心,像被千万根针扎一样疼。
她抬起手,想抚摸她的头发,可手在半空停了很久,才终于落下。
很轻,很柔,像从前无数次那样。
“蔡小姐……”
她的声音哽咽着,却什么都说不出来。
月光静静地洒在这群人或悲伤或复杂的身影上。
蔡蛛宁默默退到一旁,不知道说什么。
大乔捂着嘴,眼泪也止不住地流。
乔素泠和司马春华静静地看着这一幕。
阿古朵悄悄睁开眼睛,看着那两个相拥哭泣的女子,小小的脸上,也露出了难过的表情。
而司马懿,躺在那里,看着这一切,那双湛蓝的眼睛里,满是心疼和愧疚。
一行人终于回到了熊车附近。
阿古朵麻利地捡了一堆干柴,三两下就生起了一堆熊熊燃烧的篝火。橘红色的火光驱散了夜的寒冷,也照亮了每一个人脸上的表情。
司马懿被小心翼翼地放在篝火旁最暖和的位置,上半身靠在大乔怀里,双腿(虽然现在是人腿)搭在司马春华的蛇尾上。他浑身还在微微发抖,体温低得吓人——蛇的体温本就随环境变化,在冷水里泡了那么久,又受了那么重的伤,能活着已经是奇迹。
阿古朵又往火里添了几根柴,拍拍手。
“好了好了,烤一会儿就能缓过来!”
大乔低头看着怀里脸色苍白的司马懿,心疼得眼眶发红。她轻轻擦去他脸上的水渍,一言不发,只是把他抱得更紧了些。
司马春华同样沉默着,猩红的竖瞳一眨不眨地盯着篝火,偶尔瞥一眼跪在不远处的两个身影,眼神复杂。
蔡文姬和蔡蛛宁疲惫地趴在篝火另一边,八只眼睛(乘以二)都半眯着,看起来累坏了。可她们的视线,始终气呼呼地盯着同一个方向——
跪在旁边的貂蝉和灵汐。
貂蝉跪得笔直,紫色的长发湿漉漉地垂在脸侧,猫耳无力地耷拉着,紫色的眼眸低垂,盯着地面,一动不动。
灵汐跪在她身后半步,同样低着头,只是偶尔偷偷抬眼瞄一下周围,又被蔡文姬那杀气腾腾的眼神吓得赶紧缩回去。
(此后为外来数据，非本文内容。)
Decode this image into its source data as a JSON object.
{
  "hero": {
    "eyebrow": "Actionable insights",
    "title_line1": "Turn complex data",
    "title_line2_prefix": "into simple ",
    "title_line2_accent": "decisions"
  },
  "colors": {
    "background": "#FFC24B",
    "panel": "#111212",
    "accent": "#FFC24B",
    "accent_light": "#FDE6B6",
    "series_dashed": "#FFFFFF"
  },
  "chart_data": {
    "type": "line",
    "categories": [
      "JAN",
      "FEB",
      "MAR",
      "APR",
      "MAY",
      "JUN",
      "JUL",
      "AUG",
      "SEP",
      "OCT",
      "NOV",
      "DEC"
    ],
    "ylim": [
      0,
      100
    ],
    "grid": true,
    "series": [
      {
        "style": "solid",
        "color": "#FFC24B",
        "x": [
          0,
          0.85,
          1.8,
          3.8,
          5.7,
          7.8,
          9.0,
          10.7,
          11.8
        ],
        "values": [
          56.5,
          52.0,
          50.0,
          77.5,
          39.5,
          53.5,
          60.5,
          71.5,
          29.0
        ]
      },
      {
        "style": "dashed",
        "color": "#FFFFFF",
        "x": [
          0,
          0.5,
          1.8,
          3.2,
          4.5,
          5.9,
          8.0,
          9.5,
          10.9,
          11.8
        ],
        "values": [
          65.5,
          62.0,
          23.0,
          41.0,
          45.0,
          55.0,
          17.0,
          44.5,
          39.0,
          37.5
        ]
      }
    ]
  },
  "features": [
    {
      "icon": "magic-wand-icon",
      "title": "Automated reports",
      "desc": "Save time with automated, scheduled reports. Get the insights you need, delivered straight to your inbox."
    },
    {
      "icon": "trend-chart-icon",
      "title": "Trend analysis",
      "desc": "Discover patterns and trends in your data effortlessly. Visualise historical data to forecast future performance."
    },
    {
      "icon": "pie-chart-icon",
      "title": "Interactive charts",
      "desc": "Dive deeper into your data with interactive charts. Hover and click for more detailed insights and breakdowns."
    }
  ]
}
乔素泠双手环胸,迈着优雅的步子,在这两只猫妖身边缓缓踱步。
她那猩红的圆瞳蛇眼里满是审视,仿佛一个正在审判犯人的法官。每走几步,就停下来“哼”一声,然后又继续走。
气氛诡异得让人窒息。
阿古朵和球球蹲在另一边,好奇地打量着这两个“新来的”。
阿古朵的目光落在貂蝉身上,然后——
整个人愣住了。
“我的天呀……”
她揉了揉眼睛,以为自己看错了。
可再看,还是那样。
那张脸……
该怎么形容呢?
黑发如瀑,肌肤胜雪,五官精致得像是神明亲手雕刻。明明是跪着的,可那身姿依旧优雅得不像话。那双低垂的紫色眼眸,即使不看你,也能让人感受到里面蕴藏的温柔和忧伤。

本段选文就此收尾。